In other words, National Socialism’s drive for power was far more consistent with their ideological precepts than Walker gives them credit for.  Their godless behavior can be perfectly explained by their ideology.  Such an ideological appreciation would have strengthened volume II where Walker masterfully describes how Bolsheviks, Fascists, Nazis, and others all had one common enemy – the Judeo-Christian worldview.  Walker even tactfully and graciously demonstrates the typical understanding of Christian anti-Semitism leading up to the Jewish holocaust is a myth that all Sinisterists want people to believe for their own power hungry purposes.  Walker strongly points out that it was the anti-Christian secular Bolsheviks and Nazis that led to the socialist slaughterhouse of the 20th century.  While modern secularists often complain about the atrocities of the Crusades, the Spanish Inquisition, and the Salem witch trials, they appear to be completely oblivious to the fact that Marxists, Socialists, Fascists and Nazis sacrificed more than 100 million people in the 1900’s – none of which led to the progress of mankind.

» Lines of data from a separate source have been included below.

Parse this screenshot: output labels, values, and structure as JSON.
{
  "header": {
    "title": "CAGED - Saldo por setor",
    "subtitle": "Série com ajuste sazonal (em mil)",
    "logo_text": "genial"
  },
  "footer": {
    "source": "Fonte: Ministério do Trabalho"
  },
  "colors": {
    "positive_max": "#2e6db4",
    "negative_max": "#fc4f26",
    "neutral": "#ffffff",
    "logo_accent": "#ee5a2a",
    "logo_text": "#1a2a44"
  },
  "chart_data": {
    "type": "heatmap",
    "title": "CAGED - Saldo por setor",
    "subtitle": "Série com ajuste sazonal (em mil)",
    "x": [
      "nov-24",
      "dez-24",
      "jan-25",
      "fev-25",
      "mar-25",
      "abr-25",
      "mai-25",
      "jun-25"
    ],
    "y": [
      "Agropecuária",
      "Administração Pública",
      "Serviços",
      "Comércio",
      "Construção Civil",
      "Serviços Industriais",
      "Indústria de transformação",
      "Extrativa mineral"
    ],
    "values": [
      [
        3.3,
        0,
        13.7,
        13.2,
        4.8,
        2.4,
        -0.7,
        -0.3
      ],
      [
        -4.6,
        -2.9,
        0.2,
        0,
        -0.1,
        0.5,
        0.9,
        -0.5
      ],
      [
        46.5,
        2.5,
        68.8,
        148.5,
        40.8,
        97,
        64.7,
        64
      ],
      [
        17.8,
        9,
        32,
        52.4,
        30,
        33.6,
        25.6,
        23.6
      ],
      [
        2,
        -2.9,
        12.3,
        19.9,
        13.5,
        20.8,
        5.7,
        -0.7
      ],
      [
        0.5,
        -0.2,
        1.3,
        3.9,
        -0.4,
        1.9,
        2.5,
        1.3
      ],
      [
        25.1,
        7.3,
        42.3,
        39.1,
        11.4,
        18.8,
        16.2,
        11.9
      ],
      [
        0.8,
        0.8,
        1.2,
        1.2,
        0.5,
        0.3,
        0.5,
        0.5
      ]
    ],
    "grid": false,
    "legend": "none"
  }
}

As the secular Sinisterists now appear to be joining hands with radical Islam these days, what kind of slaughterhouse awaits the 21st century remains to be seen as new generations of people will have to make their choice between Sinisterism and the Judeo-Christian Worldview.  Walker eloquently concludes, “Technology, the explosion of information, and the rapid advance of science does not make the prospect of Heaven on Earth better, but it does make the illusion of having Heaven and Earth within our grasp more seductive.  Sinisterists wish every problem in our life to be one of social justice or mental health or education or poverty or self-esteem or some other catchphrase divorced from the morally divine.  The more we feel that we make Heaven ourselves, the more we will be seduced by the temptress of Sinisterism.”